Their colors and compositions they speak of a childhood deeply rooted in the way of life before the Second World War in the many towns of Europa from the east.
Born on March 20, 1917, Goldberg was discovered in October 1931 when he was 14 years old by a well-traveled psychiatrist conducting research for a book on Jewish family gestures in the shtetls of Europa from the east.
Since then, Chaim has worked in almost every medium available to the visual artist, from watercolors to sculpture; but throughout his long career, one theme has been central to all of his work: the dignity and the nobility of man.
And it is that Goldberg has a deep knowledge of human values, since he spent a large part of his life looking for them.
As a young man, he moved to Siberia with his family, where the Soviets frowned on his realistic portrayals of simple peasants.
When returning to Poland, he discovered that the Russians had also made it difficult for him to work there. He took his family to Israel and then finally to Americawhere he now lives and works.
However, despite already living in peace, it has remained the main motive of his art, just as it has been for those other two famous Slavic emigrants, Marc Chagall e Isaac Bashevis Singer who has said that Goldberg's work "is enriching Jewish art and the image of our tradition."
Both celebrate the daily life of the village as they remember it from childhood.

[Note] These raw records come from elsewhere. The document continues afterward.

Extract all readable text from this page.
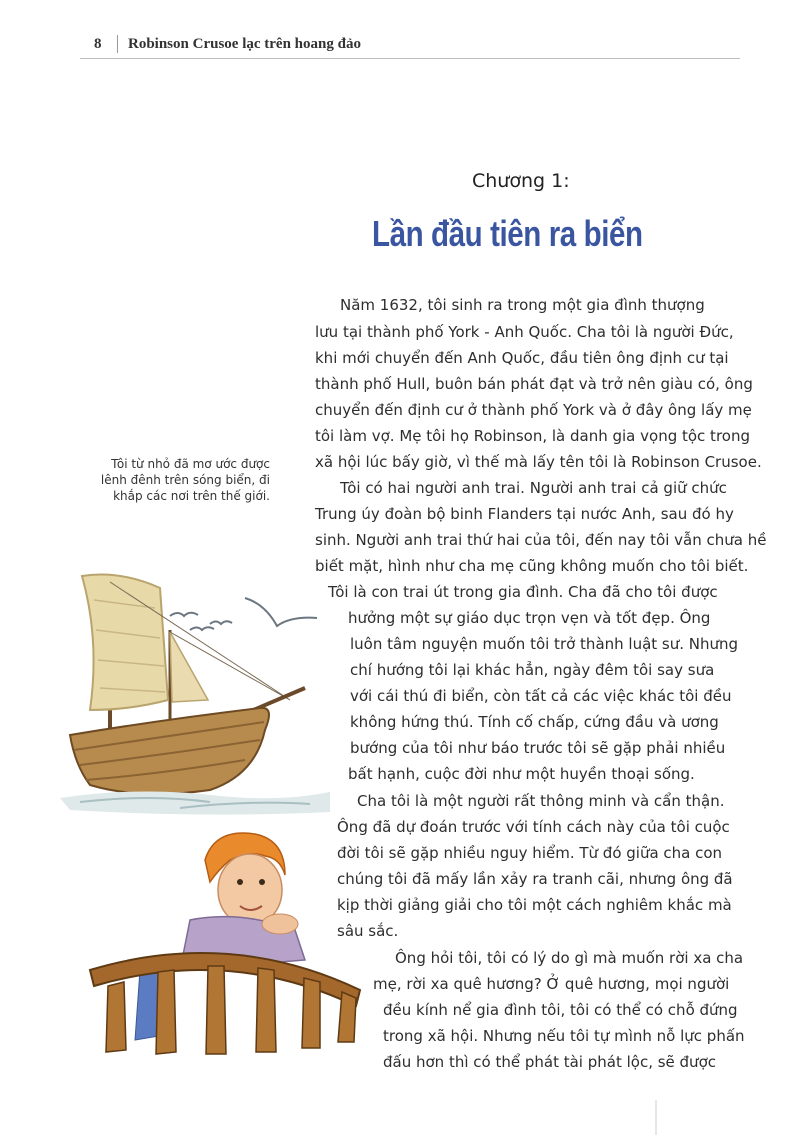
8 Robinson Crusoe lạc trên hoang đảo
Chương 1:
Lần đầu tiên ra biển
Tôi từ nhỏ đã mơ ước được
lênh đênh trên sóng biển, đi
khắp các nơi trên thế giới.
Năm 1632, tôi sinh ra trong một gia đình thượng
lưu tại thành phố York - Anh Quốc. Cha tôi là người Đức,
khi mới chuyển đến Anh Quốc, đầu tiên ông định cư tại
thành phố Hull, buôn bán phát đạt và trở nên giàu có, ông
chuyển đến định cư ở thành phố York và ở đây ông lấy mẹ
tôi làm vợ. Mẹ tôi họ Robinson, là danh gia vọng tộc trong
xã hội lúc bấy giờ, vì thế mà lấy tên tôi là Robinson Crusoe.
Tôi có hai người anh trai. Người anh trai cả giữ chức
Trung úy đoàn bộ binh Flanders tại nước Anh, sau đó hy
sinh. Người anh trai thứ hai của tôi, đến nay tôi vẫn chưa hề
biết mặt, hình như cha mẹ cũng không muốn cho tôi biết.
Tôi là con trai út trong gia đình. Cha đã cho tôi được
hưởng một sự giáo dục trọn vẹn và tốt đẹp. Ông
luôn tâm nguyện muốn tôi trở thành luật sư. Nhưng
chí hướng tôi lại khác hẳn, ngày đêm tôi say sưa
với cái thú đi biển, còn tất cả các việc khác tôi đều
không hứng thú. Tính cố chấp, cứng đầu và ương
bướng của tôi như báo trước tôi sẽ gặp phải nhiều
bất hạnh, cuộc đời như một huyền thoại sống.
Cha tôi là một người rất thông minh và cẩn thận.
Ông đã dự đoán trước với tính cách này của tôi cuộc
đời tôi sẽ gặp nhiều nguy hiểm. Từ đó giữa cha con
chúng tôi đã mấy lần xảy ra tranh cãi, nhưng ông đã
kịp thời giảng giải cho tôi một cách nghiêm khắc mà
sâu sắc.
Ông hỏi tôi, tôi có lý do gì mà muốn rời xa cha
mẹ, rời xa quê hương? Ở quê hương, mọi người
đều kính nể gia đình tôi, tôi có thể có chỗ đứng
trong xã hội. Nhưng nếu tôi tự mình nỗ lực phấn
đấu hơn thì có thể phát tài phát lộc, sẽ được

Goldberg's domestic scenes may be more realistic on the surface, with fewer flights of inspired fantasy, but they're no less true to her time and place.
Despite her death on June 26, 2004, her watercolors remain fluid and lyrical cobras, vibrant in their bright colors.
Its people always seem to be on the move, moving to the rhythm of the happy melody of that proverbial violinist on the roof, and thus, the artist transcends his physical disappearance.